Improving clinical trial outcomes in amyotrophic lateral sclerosis.
Kiernan MC., Vucic S., Talbot K., McDermott CJ., Hardiman O., Shefner JM., Al-Chalabi A., Huynh W., Cudkowicz M., Talman P., Van den Berg LH., Dharmadasa T., Wicks P., Reilly C., Turner MR.
Individuals who are diagnosed with amyotrophic lateral sclerosis (ALS) today face the same historically intransigent problem that has existed since the initial description of the disease in the 1860s - a lack of effective therapies. In part, the development of new treatments has been hampered by an imperfect understanding of the biological processes that trigger ALS and promote disease progression. Advances in our understanding of these biological processes, including the causative genetic mutations, and of the influence of environmental factors have deepened our appreciation of disease pathophysiology.

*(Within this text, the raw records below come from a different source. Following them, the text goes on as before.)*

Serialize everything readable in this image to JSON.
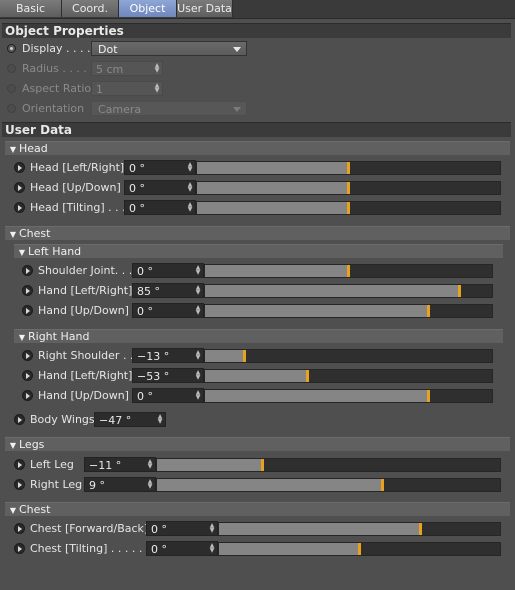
{
  "tabs": [
    {
      "label": "Basic",
      "active": false
    },
    {
      "label": "Coord.",
      "active": false
    },
    {
      "label": "Object",
      "active": true
    },
    {
      "label": "User Data",
      "active": false
    }
  ],
  "object_properties": {
    "title": "Object Properties",
    "display": {
      "label": "Display . . . . .",
      "value": "Dot"
    },
    "radius": {
      "label": "Radius . . . . .",
      "value": "5 cm"
    },
    "aspect_ratio": {
      "label": "Aspect Ratio",
      "value": "1"
    },
    "orientation": {
      "label": "Orientation",
      "value": "Camera"
    }
  },
  "user_data": {
    "title": "User Data",
    "head": {
      "title": "Head",
      "rows": [
        {
          "label": "Head [Left/Right]",
          "value": "0 °",
          "level": 0.5
        },
        {
          "label": "Head [Up/Down]",
          "value": "0 °",
          "level": 0.5
        },
        {
          "label": "Head [Tilting] . . .",
          "value": "0 °",
          "level": 0.5
        }
      ]
    },
    "chest": {
      "title": "Chest",
      "left_hand": {
        "title": "Left Hand",
        "rows": [
          {
            "label": "Shoulder Joint. . .",
            "value": "0 °",
            "level": 0.5
          },
          {
            "label": "Hand [Left/Right]",
            "value": "85 °",
            "level": 0.89
          },
          {
            "label": "Hand [Up/Down]",
            "value": "0 °",
            "level": 0.78
          }
        ]
      },
      "right_hand": {
        "title": "Right Hand",
        "rows": [
          {
            "label": "Right Shoulder . .",
            "value": "−13 °",
            "level": 0.14
          },
          {
            "label": "Hand [Left/Right]",
            "value": "−53 °",
            "level": 0.36
          },
          {
            "label": "Hand [Up/Down]",
            "value": "0 °",
            "level": 0.78
          }
        ]
      },
      "body_wings": {
        "label": "Body Wings",
        "value": "−47 °"
      }
    },
    "legs": {
      "title": "Legs",
      "rows": [
        {
          "label": "Left Leg",
          "value": "−11 °",
          "level": 0.31
        },
        {
          "label": "Right Leg",
          "value": "9 °",
          "level": 0.66
        }
      ]
    },
    "chest2": {
      "title": "Chest",
      "rows": [
        {
          "label": "Chest [Forward/Back]",
          "value": "0 °",
          "level": 0.72
        },
        {
          "label": "Chest [Tilting] . . . . . .",
          "value": "0 °",
          "level": 0.5
        }
      ]
    }
  },
  "colors": {
    "accent": "#e8a21c",
    "tab_active": "#7b93c9"
  }
}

The consequent identification of pathogenic targets means that the introduction of effective therapies is becoming a realistic prospect. Progress in precision medicine, including genetically targeted therapies, will undoubtedly change the natural history of ALS. The evolution of clinical trial designs combined with improved methods for patient stratification will facilitate the translation of novel therapies into the clinic. In addition, the refinement of emerging biomarkers of therapeutic benefits is critical to the streamlining of care for individuals. In this Review, we synthesize these developments in ALS and discuss the further developments and refinements needed to accelerate the introduction of effective therapeutic approaches.